Sexton’s work is usually grouped with other Confessional poets such as Plath, Lowell, John Berryman, and W. D. Snodgrass. In an interview with Patricia Marx, Sexton discussed Snodgrass’s influence: “If anything influenced me it was W. D. Snodgrass’ Heart’s Needle.... It so changed me, and undoubtedly it must have influenced my poetry. At the same time everyone said, ‘You can’t write this way. It’s too personal; it’s confessional; you can’t write this, Anne,’ and everyone was discouraging me. But then I saw Snodgrass doing what I was doing, and it kind of gave me permission.” Sexton’s books after To Bedlam and Part Way Back included All my Pretty Ones (1962), Live or Die (1966), which won the Pulitzer Prize, Love Poems (1969), the play Mercy Street (1969). Transformations (1972), a series of retellings of Grimm’s fairy tales is often described as her least overtly “confessional” and most feminist work. Sexton’s last published collection was The Death Notebooks (1974); posthumously published volumes included The Awful Rowing toward God (1975), 45 Mercy Street (1976), and Words for Dr. Y: Uncollected Poems with Three Stories (1978).
 
Sexton’s work was enormously popular during her lifetime and she was the recipient of numerous honors and awards, including the Frost Fellowship to the Bread Loaf Writers’ Conference, the Radcliffe Institute Fellowship, the Levinson Prize, the American Academy of Arts and Letters traveling fellowship, the Shelley Memorial Prize, and an invitation to give the Morris Gray reading at Harvard. She also received a Guggenheim Fellowship, grants from the Ford Foundation, honorary degrees, and held professorships at Colgate University and Boston University. Despite her many achievements, critical discussions of her work tended to focus on the apparently autobiographical elements of her verse. Dickey’s admonishment of Sexton’s second book was somewhat typical: “Miss Sexton’s work seems to me very little more than a kind of terribly serious and determinedly outspoken soap-opera.” Yet Sexton’s canniness about the power of fiction, the uses of fact and imagination, and the poem—or poet—as essentially performance mean that no simple equations between poet and poem, life and art, can be drawn.

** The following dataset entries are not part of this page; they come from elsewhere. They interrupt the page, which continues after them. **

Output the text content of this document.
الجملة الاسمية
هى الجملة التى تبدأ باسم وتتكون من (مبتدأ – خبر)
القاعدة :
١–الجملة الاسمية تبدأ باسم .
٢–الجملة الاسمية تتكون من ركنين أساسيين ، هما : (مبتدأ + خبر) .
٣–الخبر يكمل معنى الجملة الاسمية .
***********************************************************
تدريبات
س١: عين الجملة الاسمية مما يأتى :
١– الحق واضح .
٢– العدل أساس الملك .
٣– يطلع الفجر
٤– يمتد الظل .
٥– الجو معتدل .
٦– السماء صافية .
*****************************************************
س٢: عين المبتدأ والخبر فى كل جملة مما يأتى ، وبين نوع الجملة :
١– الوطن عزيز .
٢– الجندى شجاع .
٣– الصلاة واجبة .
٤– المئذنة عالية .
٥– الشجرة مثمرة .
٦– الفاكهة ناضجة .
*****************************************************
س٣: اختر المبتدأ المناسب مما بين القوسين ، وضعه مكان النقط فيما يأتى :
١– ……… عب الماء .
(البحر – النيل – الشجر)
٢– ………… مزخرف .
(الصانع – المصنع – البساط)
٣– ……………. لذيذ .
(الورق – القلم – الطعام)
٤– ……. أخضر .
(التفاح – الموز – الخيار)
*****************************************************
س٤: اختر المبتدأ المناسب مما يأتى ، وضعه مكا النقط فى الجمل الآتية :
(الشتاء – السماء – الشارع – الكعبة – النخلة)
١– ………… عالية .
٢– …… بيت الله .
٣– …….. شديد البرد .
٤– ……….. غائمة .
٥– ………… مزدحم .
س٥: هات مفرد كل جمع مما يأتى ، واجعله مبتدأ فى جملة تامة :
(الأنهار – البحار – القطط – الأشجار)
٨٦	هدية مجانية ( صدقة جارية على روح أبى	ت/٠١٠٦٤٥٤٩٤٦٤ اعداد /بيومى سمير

In an early essay on both Bedlam and Pretty Ones, Beverly Fields argued that Sexton’s poetry is mostly misread. She contended that the poems are not as autobiographical as they seem, that they are poems, not memoirs, and she went on to analyze many of them in depth in order to show the recurrent symbolic themes and poetic techniques that she felt make Sexton’s work impressive. Recent scholars such as Gillian White have focused on Sexton’s manipulation of voice and audience to suggest her work bears more, or different, scrutiny than it has previously received.  
 
One of Sexton’s earliest champions, Erica Jong, reviewing The Death Notebooks assessed Sexton’s poetic significance and contended that her artistry was seriously overlooked: “She is an important poet not only because of her courage in dealing with previously forbidden subjects, but because she can make the language sing. Of what does [her] artistry consist? Not just of her skill in writing traditional poems… But by artistry, I mean something more subtle than the ability to write formal poems. I mean the artist’s sense of where her inspiration lies… There are many poets of great talent who never take that talent anywhere… They write poems which any number of people might have written. When Anne Sexton is at the top of her form, she writes a poem which no one else could have written.”